17 Marzo

Dai progetti alle realizzazioni. Presentato lo scorso mese di settembre, il nuovo canale televisivo in digitale terrestre della Regione e degli Enti locali dell’Emilia-Romagna si appresta a diventare una realtà, offrendo da qui a breve, a fasce estese di cittadini, la possibilità di informarsi, accedere ad archivi audiovisivi, ottenere servizi pubblici attraverso il televisore di casa. E’ dei giorni scorsi la notizia che Casper, il canale di servizio pubblico in Emilia-Romagna, ha ottenuto un co-finanziamento statale di 530 mila euro, risultando primo classificato nella graduatoria dei progetti di tv digitale terrestre finanziati dal bando nazionale del Mit (Ministero dell’Innovazione e Tecnologie) e ponendo la nostra regione nelle condizioni di avviare in anteprima una sperimentazione concreta del cosiddetto t-government (ovvero governo attraverso la tv interattiva digitale).
Va detto che tale nuovo canale non sostituisce bensì va ad integrare l’offerta di servizi pubblici on line, nell’obiettivo di diffondere l’utilizzo dei servizi a distanza e tentando una specializzazione tra i due strumenti che la tecnologia mette oggi a disposizione: da una parte la tv digitale, per l’informazione e l’accesso ai servizi meno complessi ma di ampia fruizione pubblica, dall’altra la rete telematica per l’erogazione dei servizi che richiedono un più elevato livello di interattività.
Ma Casper non intende limitarsi alla sola erogazione di servizi pubblici. Rientra infatti nel progetto la valorizzazione del patrimonio culturale dell’Emilia-Romagna e la diffusione, anche attraverso forme di "Tv on demand" di materiali audiovisivi o di tele-formazione prodotti o comunque messi a disposizione dai circuiti e dalle istituzioni culturali della regione.
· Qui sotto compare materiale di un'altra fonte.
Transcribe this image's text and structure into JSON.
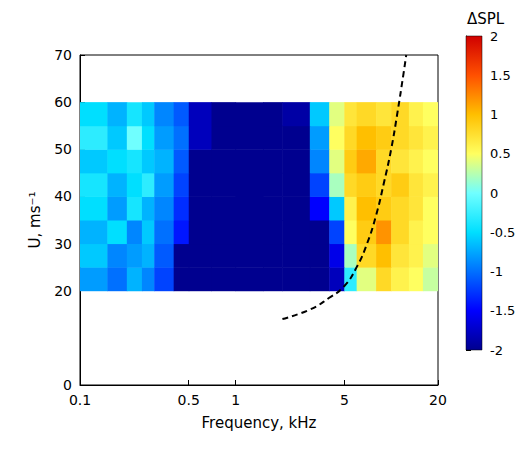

E partendo, visti i notevoli problemi tecnici ancora da risolvere, da una fruizione inizialmente ristretta ad alcune sedi pubbliche (scuole, centri sociali, videoteche/biblioteche, ecc.).

Insieme con il progetto Casper presentato al bando del Mit, la Regione aveva anche partecipato all’altro bando promosso dalla Fondazione Ugo Bordoni, proponendo un secondo progetto sul digitale terrestre. Nonostante i vasti apprezzamenti ricevuti a livello nazionale, questo secondo progetto non risulta tra i 6 progetti selezionati dalla FUB (per l’Emilia-Romagna è stato finanziato un progetto del Comune di Parma).
In attesa di comprendere le motivazioni di questa inattesa, seppur parziale esclusione, la Regione Emilia-Romagna intende comunque procedere, come previsto dal Piano telematico, alla attuazione completa del progetto complessivo di Ca.s.p.er., il canale digitale terrestre delle Amministrazioni dell’Emilia-Romagna in collaborazione con RAI e con il sistema delle emittenti locali, per sperimentare l’erogazione di servizi di informazione ai cittadini, possibilità di interattività per gli utenti, valorizzazione del patrimonio culturale cine audiovisivo della Regione e degli Enti locali.
Si procederà quindi nei prossimi giorni ad un incontro con gli Enti locali e i partner tecnologici per dare il via alla operatività del progetto.